Ancora nessuna traccia di Vincenzo Sigigliano, il detenuto evaso ieri durante una visita medica all'ospedale Sandro Pertini. Sigigliano, recluso nel carcere di Rebibbia per truffa e falso, è fuggito con ancora le manette ai polsi: non si sa come abbia fatto a eludere i controlli delle guardie penitenziarie, ma si è allontanato a piedi su via Monti Tiburtini facendo perdere le sue tracce. Scattato l'allarme, è partita la caccia all'uomo per le vie di Roma, soprattutto nelle zone limitrofe a quelle dell'ospedale: Casal Bruciato, Pietralata e Monti Tiburtini. Per le operazioni di ricerca non sono stati impiegati solo agenti a piedi e macchine della polizia, ma anche un elicottero. Eppure, di Sigigliano, nessuna traccia. Non si sa se l'uomo abbia fatto tutto da solo o se abbia avuto un complice che lo aspettava all'esterno, magari con una macchina. Fatto sta che per ora sembra svanito nel nulla. Tra le ipotesi, che si sia nascosto in una delle tante aree verdi che si trovano nella zona del Tiburtino, o nella casa di qualche complice.

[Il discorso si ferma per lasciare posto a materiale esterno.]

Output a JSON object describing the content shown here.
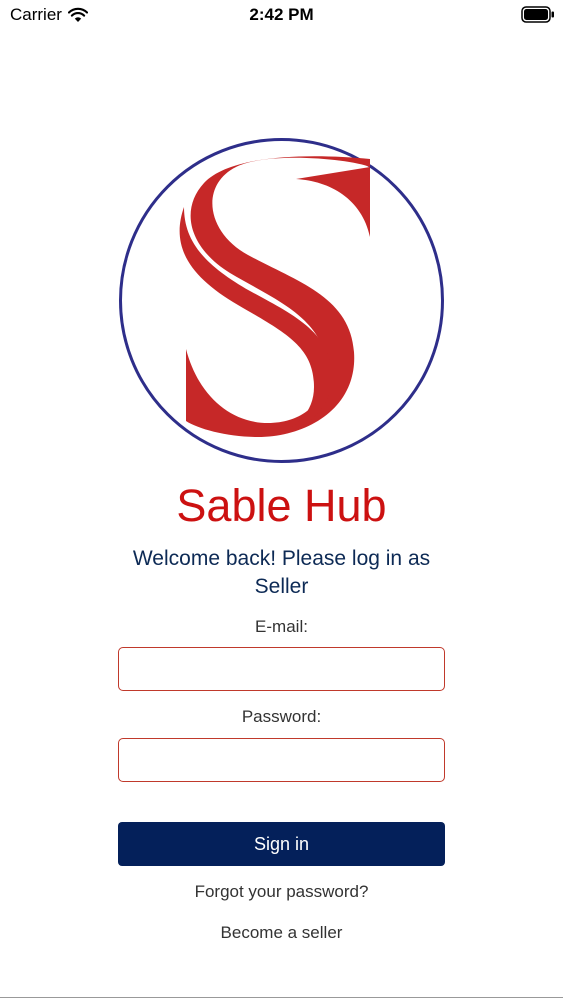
{
  "status_bar": {
    "carrier": "Carrier",
    "time": "2:42 PM",
    "wifi_icon": "wifi-icon",
    "battery_icon": "battery-icon"
  },
  "brand": {
    "name": "Sable Hub",
    "logo_icon": "sable-hub-logo",
    "color": "#cc1111",
    "circle_color": "#2e2e8a"
  },
  "login": {
    "welcome": "Welcome back! Please log in as Seller",
    "email_label": "E-mail:",
    "email_value": "",
    "password_label": "Password:",
    "password_value": "",
    "signin_label": "Sign in",
    "forgot_label": "Forgot your password?",
    "become_seller_label": "Become a seller",
    "input_border_color": "#c0392b",
    "button_color": "#04205a"
  }
}
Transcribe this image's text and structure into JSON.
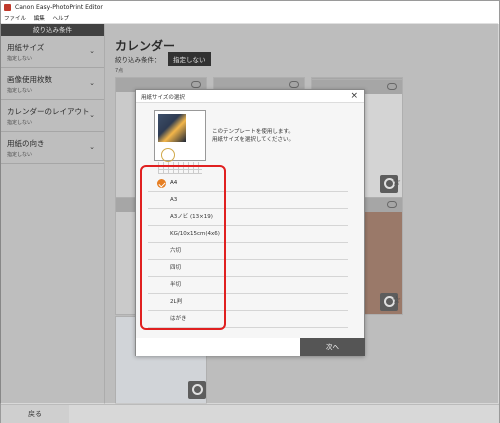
{
  "window": {
    "title": "Canon Easy-PhotoPrint Editor"
  },
  "menu": {
    "items": [
      "ファイル",
      "編集",
      "ヘルプ"
    ]
  },
  "sidebar": {
    "header": "絞り込み条件",
    "filters": [
      {
        "label": "用紙サイズ",
        "value": "指定しない"
      },
      {
        "label": "画像使用枚数",
        "value": "指定しない"
      },
      {
        "label": "カレンダーのレイアウト",
        "value": "指定しない"
      },
      {
        "label": "用紙の向き",
        "value": "指定しない"
      }
    ],
    "back_label": "戻る"
  },
  "main": {
    "title": "カレンダー",
    "condition_label": "絞り込み条件：",
    "condition_value": "指定しない",
    "count": "7点"
  },
  "dialog": {
    "title": "用紙サイズの選択",
    "instruction_line1": "このテンプレートを使用します。",
    "instruction_line2": "用紙サイズを選択してください。",
    "sizes": [
      "A4",
      "A3",
      "A3ノビ (13×19)",
      "KG/10x15cm(4x6)",
      "六切",
      "四切",
      "半切",
      "2L判",
      "はがき"
    ],
    "selected_size": "A4",
    "next_label": "次へ",
    "close_label": "×"
  },
  "colors": {
    "accent": "#e67e22",
    "highlight": "#e02020",
    "dark_button": "#555555"
  }
}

Vincenzo Sigigliano, l'arresto in Messico e l'estradizione in Italia

Classe 1972, alto 1,75 cm, Sigigliano è stato arrestato a inizio luglio in Messico con un altro gruppo di italiani perché accusato di aver falsificato attrezzature provenienti dalla Cina riconvertendole in altre di marche di prima categoria. E così trivelle, trapani e saldatrici che normalmente costavano 30 euro, diventavano oggetti della Makita o della Lincoln arrivando a costare anche mille dollari. Prezzo base? 300 euro. Sigigliano è stato arrestato con altri due connazionali: la polizia messicana stava per metterlo in libertà provvisoria quando ha scoperto che era ricercato anche in Italia. Così, lo ha estradato. Ieri mattina ha finto un malore ed è stato portato all'ospedale Sandro Pertini per una visita di controllo: da lì è fuggito intorno alle 11.